Sunday, January 9, 2011

60 Percent of All Surgeries are Medically Unjustified

An estimated 7.5 million unnecessary medical and surgical procedures are performed each year,writes Gary Null, PhD., in Death by Medicine. Rather than reverse the problems they purport to fix, these unwarranted procedures can often lead to greater health problems and even death. A 1995 report by Milliman & Robertson, Inc. concluded that nearly 60 percent of all surgeries performed are medically unnecessary, according to Under the Influence of Modern Medicine by Terry A. Rondberg. Some of the most major and frequently performed unnecessary surgeries include hysterectomies, Cesarean sections and coronary artery bypass surgeries.

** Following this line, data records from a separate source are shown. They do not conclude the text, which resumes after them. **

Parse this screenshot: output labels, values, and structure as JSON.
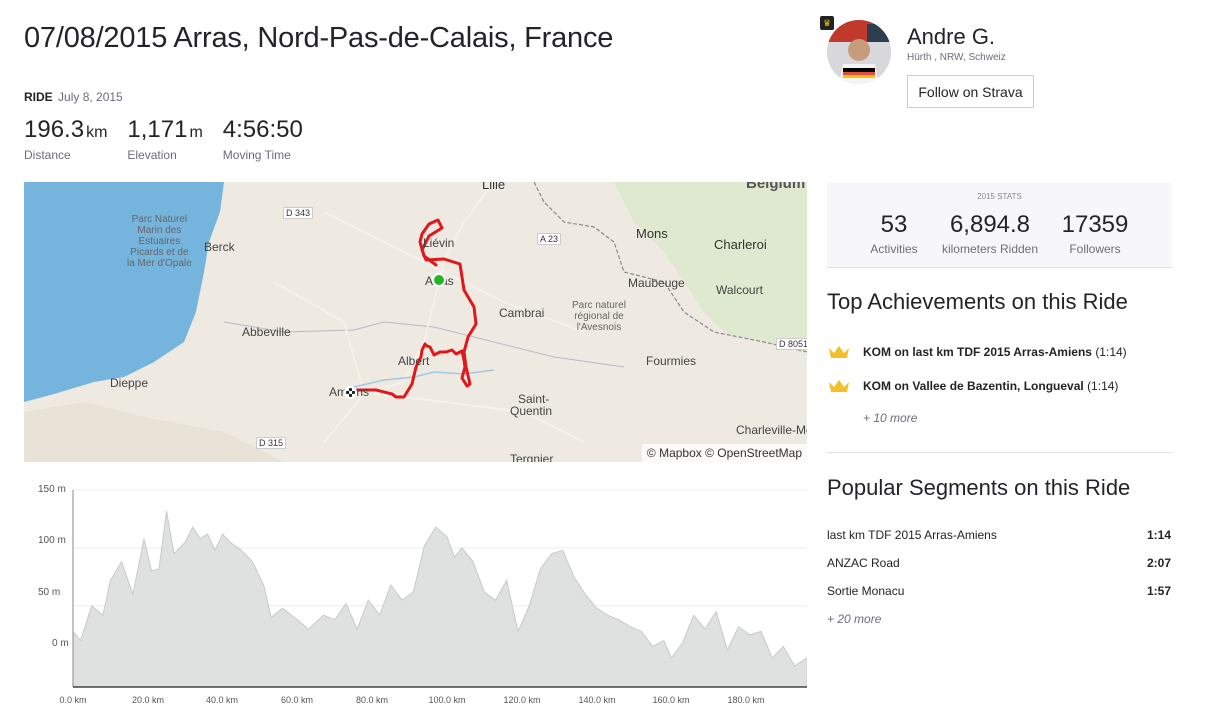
{
  "activity": {
    "title": "07/08/2015 Arras, Nord-Pas-de-Calais, France",
    "type": "RIDE",
    "date": "July 8, 2015",
    "stats": [
      {
        "value": "196.3",
        "unit": "km",
        "label": "Distance"
      },
      {
        "value": "1,171",
        "unit": "m",
        "label": "Elevation"
      },
      {
        "value": "4:56:50",
        "unit": "",
        "label": "Moving Time"
      }
    ]
  },
  "map": {
    "attribution": "© Mapbox © OpenStreetMap",
    "labels": {
      "lille": "Lille",
      "belgium": "Belgium",
      "lievin": "Liévin",
      "arras": "Arras",
      "berck": "Berck",
      "mons": "Mons",
      "charleroi": "Charleroi",
      "maubeuge": "Maubeuge",
      "walcourt": "Walcourt",
      "cambrai": "Cambrai",
      "abbeville": "Abbeville",
      "albert": "Albert",
      "fourmies": "Fourmies",
      "dieppe": "Dieppe",
      "amiens": "Amiens",
      "saint_quentin_1": "Saint-",
      "saint_quentin_2": "Quentin",
      "charleville": "Charleville-Mé",
      "tergnier": "Tergnier",
      "parc_marin": "Parc Naturel\nMarin des\nEstuaires\nPicards et de\nla Mer d'Opale",
      "parc_avesnois": "Parc naturel\nrégional de\nl'Avesnois",
      "road_d343": "D 343",
      "road_a23": "A 23",
      "road_d315": "D 315",
      "road_d8051": "D 8051"
    },
    "route_color": "#e0171b",
    "start_color": "#22b624"
  },
  "elevation": {
    "y_labels": [
      "150 m",
      "100 m",
      "50 m",
      "0 m"
    ],
    "x_labels": [
      "0.0 km",
      "20.0 km",
      "40.0 km",
      "60.0 km",
      "80.0 km",
      "100.0 km",
      "120.0 km",
      "140.0 km",
      "160.0 km",
      "180.0 km"
    ]
  },
  "chart_data": {
    "type": "area",
    "title": "",
    "xlabel": "",
    "ylabel": "",
    "xlim": [
      0,
      196.3
    ],
    "ylim": [
      -20,
      150
    ],
    "x": [
      0,
      2,
      5,
      8,
      10,
      13,
      16,
      19,
      21,
      23,
      25,
      27,
      30,
      32,
      34,
      36,
      38,
      40,
      42,
      45,
      48,
      51,
      53,
      56,
      60,
      63,
      67,
      70,
      73,
      76,
      79,
      82,
      85,
      88,
      91,
      94,
      97,
      100,
      102,
      104,
      107,
      110,
      113,
      116,
      119,
      122,
      125,
      128,
      131,
      134,
      137,
      140,
      143,
      146,
      149,
      152,
      155,
      158,
      160,
      163,
      166,
      169,
      172,
      175,
      178,
      181,
      184,
      187,
      190,
      193,
      196.3
    ],
    "y": [
      28,
      20,
      50,
      42,
      72,
      88,
      60,
      108,
      80,
      82,
      132,
      95,
      105,
      118,
      108,
      112,
      98,
      112,
      105,
      98,
      88,
      68,
      40,
      48,
      38,
      30,
      42,
      38,
      52,
      30,
      55,
      42,
      68,
      55,
      62,
      102,
      118,
      110,
      92,
      100,
      88,
      62,
      55,
      72,
      28,
      50,
      82,
      95,
      98,
      75,
      60,
      48,
      42,
      38,
      32,
      28,
      15,
      20,
      5,
      18,
      42,
      30,
      45,
      12,
      32,
      25,
      28,
      5,
      15,
      -2,
      5
    ],
    "series": [
      {
        "values_ref": "y"
      }
    ]
  },
  "profile": {
    "name": "Andre G.",
    "location": "Hürth , NRW, Schweiz",
    "follow_label": "Follow on Strava"
  },
  "year_stats": {
    "header": "2015 STATS",
    "items": [
      {
        "value": "53",
        "label": "Activities"
      },
      {
        "value": "6,894.8",
        "label": "kilometers Ridden"
      },
      {
        "value": "17359",
        "label": "Followers"
      }
    ]
  },
  "achievements": {
    "title": "Top Achievements on this Ride",
    "items": [
      {
        "name": "KOM on last km TDF 2015 Arras-Amiens",
        "time": "(1:14)"
      },
      {
        "name": "KOM on Vallee de Bazentin, Longueval",
        "time": "(1:14)"
      }
    ],
    "more": "+ 10 more"
  },
  "segments": {
    "title": "Popular Segments on this Ride",
    "items": [
      {
        "name": "last km TDF 2015 Arras-Amiens",
        "time": "1:14"
      },
      {
        "name": "ANZAC Road",
        "time": "2:07"
      },
      {
        "name": "Sortie Monacu",
        "time": "1:57"
      }
    ],
    "more": "+ 20 more"
  }
}
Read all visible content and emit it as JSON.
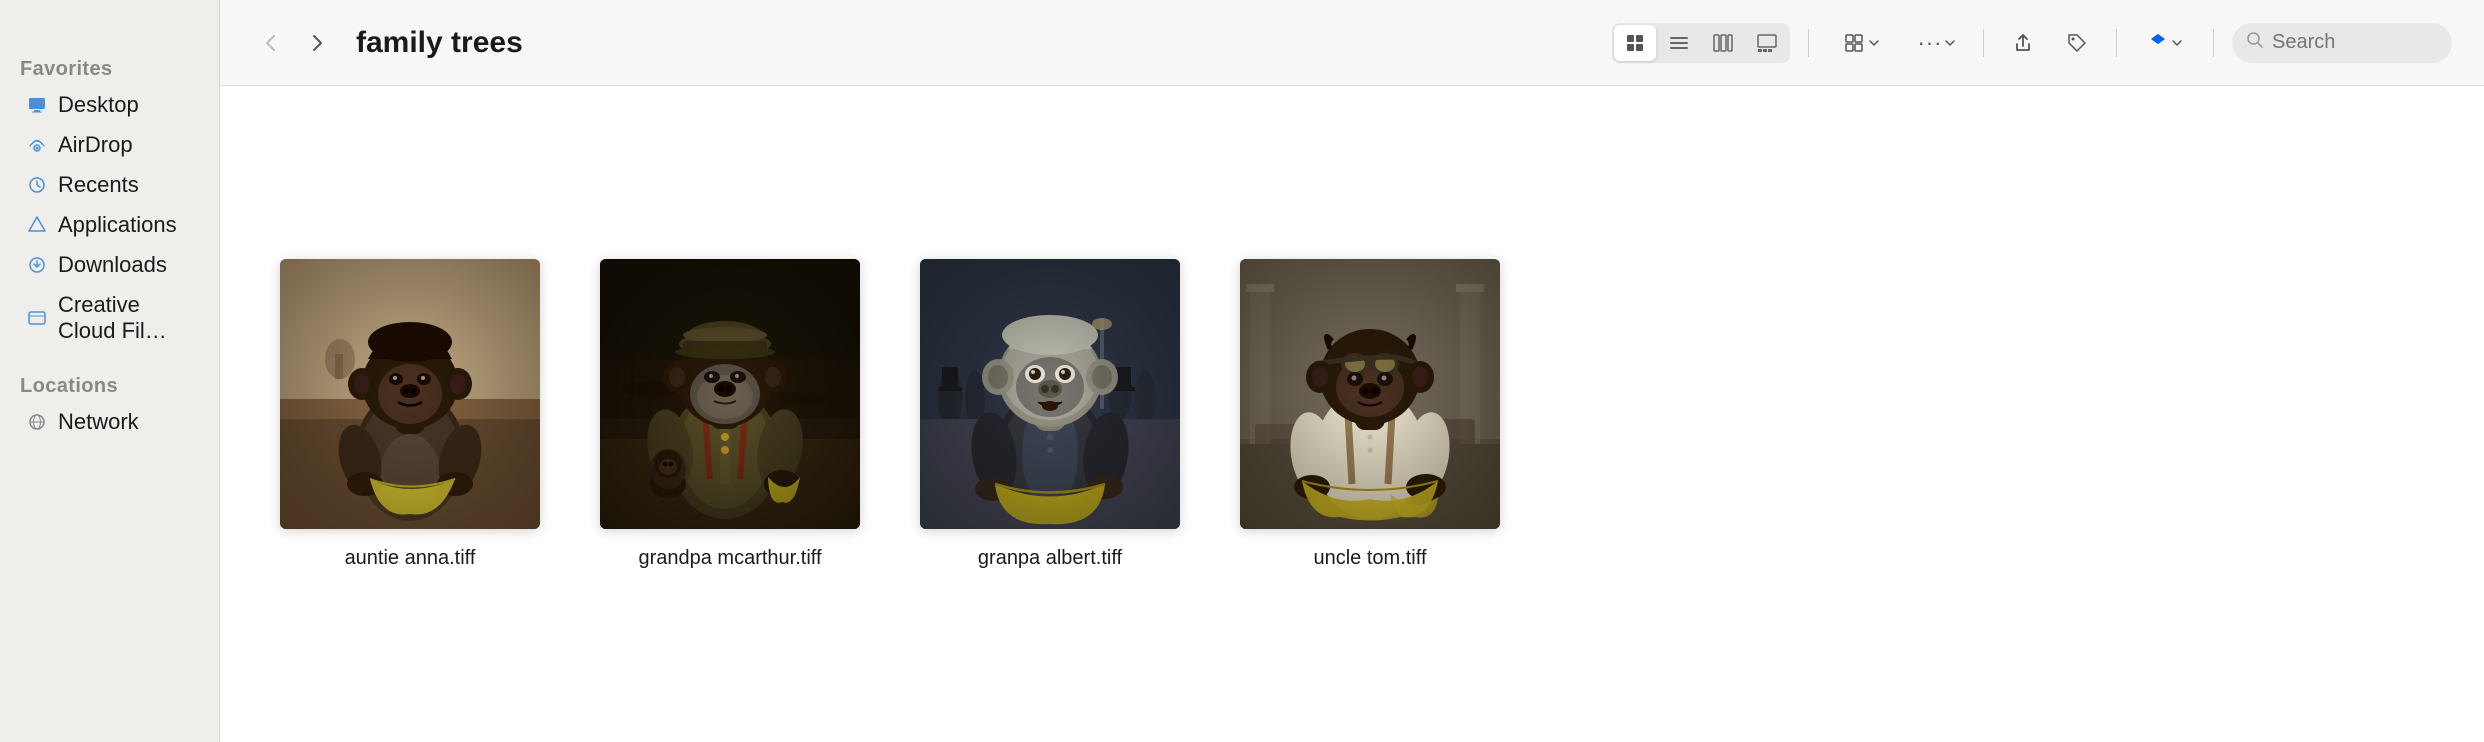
{
  "sidebar": {
    "favorites_label": "Favorites",
    "locations_label": "Locations",
    "items_favorites": [
      {
        "id": "desktop",
        "label": "Desktop",
        "icon": "desktop"
      },
      {
        "id": "airdrop",
        "label": "AirDrop",
        "icon": "airdrop"
      },
      {
        "id": "recents",
        "label": "Recents",
        "icon": "recents"
      },
      {
        "id": "applications",
        "label": "Applications",
        "icon": "applications"
      },
      {
        "id": "downloads",
        "label": "Downloads",
        "icon": "downloads"
      },
      {
        "id": "creative-cloud",
        "label": "Creative Cloud Fil…",
        "icon": "creative-cloud"
      }
    ],
    "items_locations": [
      {
        "id": "network",
        "label": "Network",
        "icon": "network"
      }
    ]
  },
  "toolbar": {
    "back_label": "‹",
    "forward_label": "›",
    "folder_title": "family trees",
    "view_icon": "⊞",
    "view_list_icon": "☰",
    "view_columns_icon": "⊟",
    "view_gallery_icon": "⊡",
    "group_icon": "⊞",
    "more_icon": "…",
    "share_icon": "↑",
    "tag_icon": "◇",
    "dropbox_icon": "◆",
    "search_placeholder": "Search"
  },
  "files": [
    {
      "id": "auntie-anna",
      "label": "auntie anna.tiff",
      "img_class": "img-auntie"
    },
    {
      "id": "grandpa-mcarthur",
      "label": "grandpa mcarthur.tiff",
      "img_class": "img-grandpa"
    },
    {
      "id": "granpa-albert",
      "label": "granpa albert.tiff",
      "img_class": "img-granpa"
    },
    {
      "id": "uncle-tom",
      "label": "uncle tom.tiff",
      "img_class": "img-uncle"
    }
  ]
}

Coronary bypasses are the most common unnecessary surgeries in America. "When faced with heart disease, doctors recommend a bypass. By so doing, they bypass the real problem. Bypasses are the single most commonly performed unnecessary surgery in the country," write Dr mark Hyman and Dr Mark Liponis in Ultraprevention. In fact, according to Burton Goldberg, author of Heart Disease, most coronary artery bypass surgeries and angioplasties produce no real benefit to the patient and dangerous side effects like stroke or brain damage may result from the operations. "Coronary artery bypass surgery is called an over prescribed and unnecessary surgery by many leading authorities, " Goldberg writes. "Complications from such treatments are common and the expense to the health care system is extraordinary high. In 1994, an estimated 501,000 bypass surgeries at $44,000 each were performed on Americans, 47 percent of which were done on men."

Women are at an especially high risk of unnecessary surgery, since hysterectomies and Cesarean sections also top the list of "over prescribed and unnecessary" surgeries. Of the approximately 750,000 hysterectomies performed each year, 90 percent are unnecessary, writes Goldberg in Alternative Medicine. 2,500 women die each year during the operation.